I've been searching through the many existing Prolog questions on SO relevant to splitting but couldn't find one as generic as the one that I want. I'd like to point out that I've been able to split lists into lists of 2/3/4 elements by using 2/3/4 variables piped before a list variable. This question is different from that only because of its genericness.

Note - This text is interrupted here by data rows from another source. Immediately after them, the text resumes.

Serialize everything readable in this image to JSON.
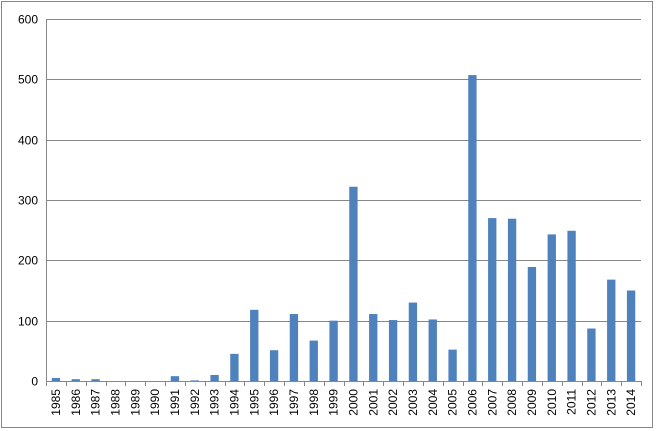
{
  "chart_data": {
    "type": "bar",
    "categories": [
      "1985",
      "1986",
      "1987",
      "1988",
      "1989",
      "1990",
      "1991",
      "1992",
      "1993",
      "1994",
      "1995",
      "1996",
      "1997",
      "1998",
      "1999",
      "2000",
      "2001",
      "2002",
      "2003",
      "2004",
      "2005",
      "2006",
      "2007",
      "2008",
      "2009",
      "2010",
      "2011",
      "2012",
      "2013",
      "2014"
    ],
    "values": [
      5,
      3,
      3,
      0,
      0,
      0,
      8,
      1,
      10,
      45,
      118,
      51,
      111,
      67,
      100,
      322,
      111,
      101,
      130,
      102,
      52,
      507,
      270,
      269,
      189,
      243,
      249,
      87,
      168,
      150
    ],
    "title": "",
    "xlabel": "",
    "ylabel": "",
    "ylim": [
      0,
      600
    ],
    "yticks": [
      0,
      100,
      200,
      300,
      400,
      500,
      600
    ],
    "grid": true,
    "legend": "none",
    "bar_color": "#4F81BD"
  }
}
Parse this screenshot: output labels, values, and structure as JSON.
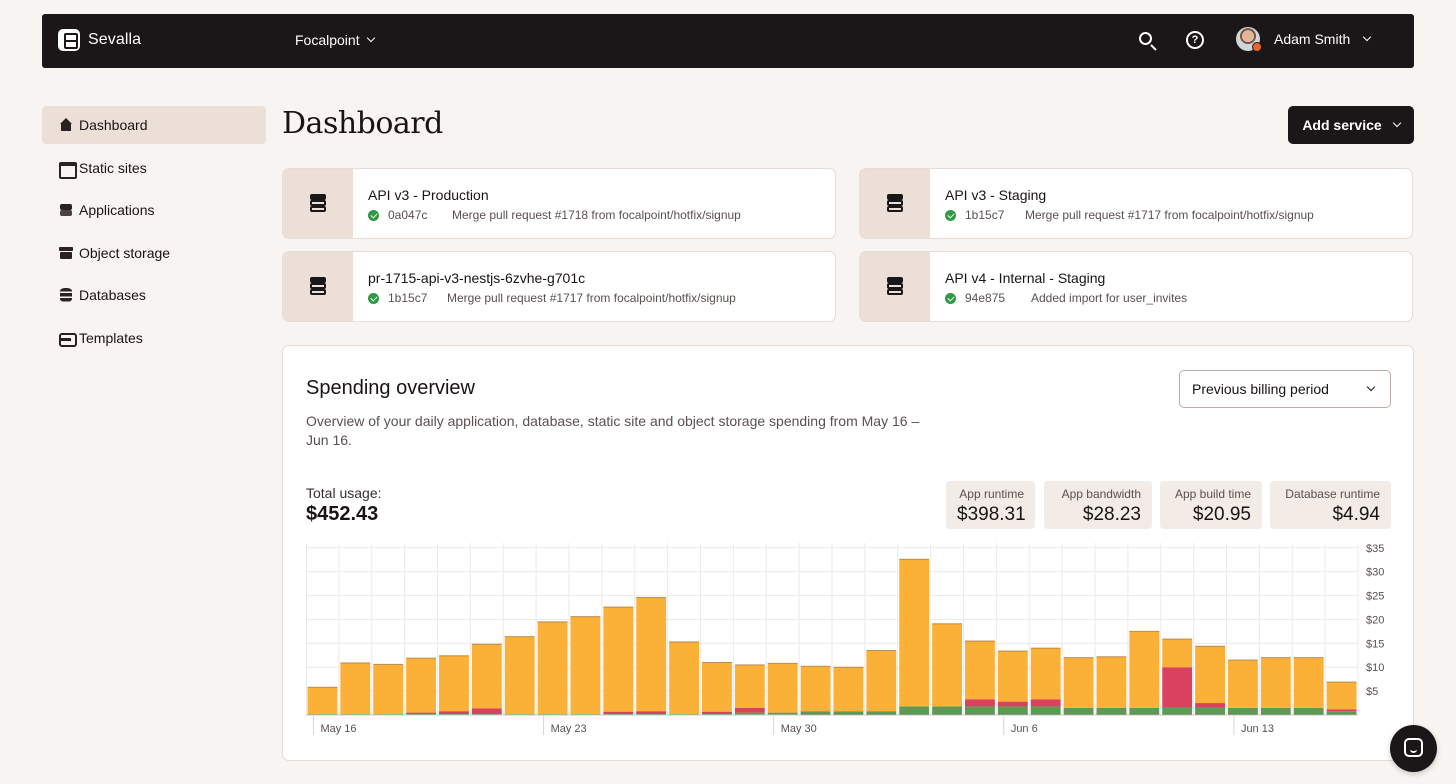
{
  "topbar": {
    "brand": "Sevalla",
    "project": "Focalpoint",
    "user_name": "Adam Smith"
  },
  "sidebar": {
    "items": [
      {
        "label": "Dashboard",
        "icon": "home-icon",
        "active": true
      },
      {
        "label": "Static sites",
        "icon": "web-icon"
      },
      {
        "label": "Applications",
        "icon": "layers-icon"
      },
      {
        "label": "Object storage",
        "icon": "archive-icon"
      },
      {
        "label": "Databases",
        "icon": "database-icon"
      },
      {
        "label": "Templates",
        "icon": "tray-icon"
      }
    ]
  },
  "main": {
    "title": "Dashboard",
    "add_service_label": "Add service"
  },
  "services": [
    {
      "name": "API v3 - Production",
      "hash": "0a047c",
      "message": "Merge pull request #1718 from focalpoint/hotfix/signup"
    },
    {
      "name": "API v3 - Staging",
      "hash": "1b15c7",
      "message": "Merge pull request #1717 from focalpoint/hotfix/signup"
    },
    {
      "name": "pr-1715-api-v3-nestjs-6zvhe-g701c",
      "hash": "1b15c7",
      "message": "Merge pull request #1717 from focalpoint/hotfix/signup"
    },
    {
      "name": "API v4 - Internal - Staging",
      "hash": "94e875",
      "message": "Added import for user_invites"
    }
  ],
  "spending": {
    "title": "Spending overview",
    "description": "Overview of your daily application, database, static site and object storage spending from May 16 – Jun 16.",
    "period": "Previous billing period",
    "total_label": "Total usage:",
    "total_value": "$452.43",
    "metrics": [
      {
        "label": "App runtime",
        "value": "$398.31"
      },
      {
        "label": "App bandwidth",
        "value": "$28.23"
      },
      {
        "label": "App build time",
        "value": "$20.95"
      },
      {
        "label": "Database runtime",
        "value": "$4.94"
      }
    ]
  },
  "colors": {
    "runtime": "#fbb038",
    "bandwidth": "#d9415f",
    "build": "#5f9a55",
    "database": "#3d7a3a"
  },
  "chart_data": {
    "type": "bar",
    "stacked": true,
    "x_tick_labels": [
      "May 16",
      "May 23",
      "May 30",
      "Jun 6",
      "Jun 13"
    ],
    "x_tick_indices": [
      1,
      8,
      15,
      22,
      29
    ],
    "y_tick_labels": [
      "$35",
      "$30",
      "$25",
      "$20",
      "$15",
      "$10",
      "$5"
    ],
    "y_tick_values": [
      35,
      30,
      25,
      20,
      15,
      10,
      5
    ],
    "ylim": [
      0,
      36
    ],
    "y_axis_side": "right",
    "grid": true,
    "series": [
      {
        "key": "database",
        "values": [
          0,
          0,
          0,
          0,
          0,
          0,
          0,
          0,
          0,
          0,
          0,
          0,
          0,
          0,
          0,
          0.3,
          0.3,
          0.3,
          0.3,
          0.3,
          0.3,
          0.3,
          0.3,
          0.3,
          0.3,
          0.3,
          0.3,
          0.3,
          0.3,
          0.3,
          0.3,
          0.3
        ]
      },
      {
        "key": "build",
        "values": [
          0.2,
          0.2,
          0.2,
          0.2,
          0.2,
          0.2,
          0.2,
          0.2,
          0.2,
          0.2,
          0.2,
          0.2,
          0.2,
          0.5,
          0.5,
          0.5,
          0.5,
          0.5,
          1.5,
          1.5,
          1.5,
          1.5,
          1.5,
          1.2,
          1.2,
          1.2,
          1.2,
          1.2,
          1.2,
          1.2,
          1.2,
          0.5
        ]
      },
      {
        "key": "bandwidth",
        "values": [
          0,
          0,
          0,
          0.3,
          0.6,
          1.2,
          0,
          0,
          0,
          0.5,
          0.6,
          0,
          0.5,
          1,
          0,
          0,
          0,
          0,
          0,
          0,
          1.5,
          1,
          1.5,
          0,
          0,
          0,
          8.5,
          1,
          0,
          0,
          0,
          0.4
        ]
      },
      {
        "key": "runtime",
        "values": [
          5.6,
          10.7,
          10.4,
          11.4,
          11.6,
          13.4,
          16.2,
          19.3,
          20.4,
          21.9,
          23.8,
          15.1,
          10.3,
          9.0,
          10.3,
          9.4,
          9.2,
          12.7,
          30.8,
          17.3,
          12.2,
          10.6,
          10.7,
          10.5,
          10.7,
          16.0,
          5.9,
          11.9,
          10.0,
          10.5,
          10.5,
          5.7
        ]
      }
    ]
  }
}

So, my list will always contain N*N items, N being unknown beforehand(usually will vary from 4 to 36, yes N is also a perfect square). I want to split it into a list of N lists containing N items each because that'll allow me to treat it as a matrix, hence allowing to transpose and certain operations of that sort. I haven't really been able to get too far with the logic because I'm relatively new to declarative programming; please see below my incomplete(faulty) attempt:
listmodel(1,L):- L = [1,2,3,4,5,6,7,8,9,10,11,12,13,14,15,16].
size(L,N) :- length(L,N1), N is round(sqrt(N1)).
% add_tail(+Liste, +Element, -ResultantList)
add_tail([],L,[L]).
add_tail([X|L1],L2,[X|LI]):-add_tail(L1,L2,LI).
% partition the list containing N*N items into a list of N lists containing N elements each.
% part(+Liste, +Size, -ResultantList)
part([],_,DL).
part(L,N,DL) :-
length(P,N), % P(refix) initialized
append(P,S,L), % S(uffix) contains rest of L, using append in (-,-,+) mode
add_tail(DL,P,DL1), %add P(first N elements) as first element of DL.
part(S,N,DL1).
Now running ?- listmodel(1,L),size(L,N),part(L,N,DL). will produce DL=[] because that is what it gets initialized to in the first add_tail call in the part predicate. I can't seem to figure out how to store all elements in a list that's preserved through the recursion.
Any help/direction of any kind will be appreciated. I'm stuck here since over 23 hours 10 minutes now.
Thanks.
This should do it:
part([], _, []). part(L, N, [DL|DLTail]) :- length(DL, N), append(DL, LTail, L), part(LTail, N, DLTail).
Base case is first/last arguments are empty lists.
Recursive step takes a fresh list of N elements, takes the first N elements from L (which will be one of the items of the third argument) and calls recursively.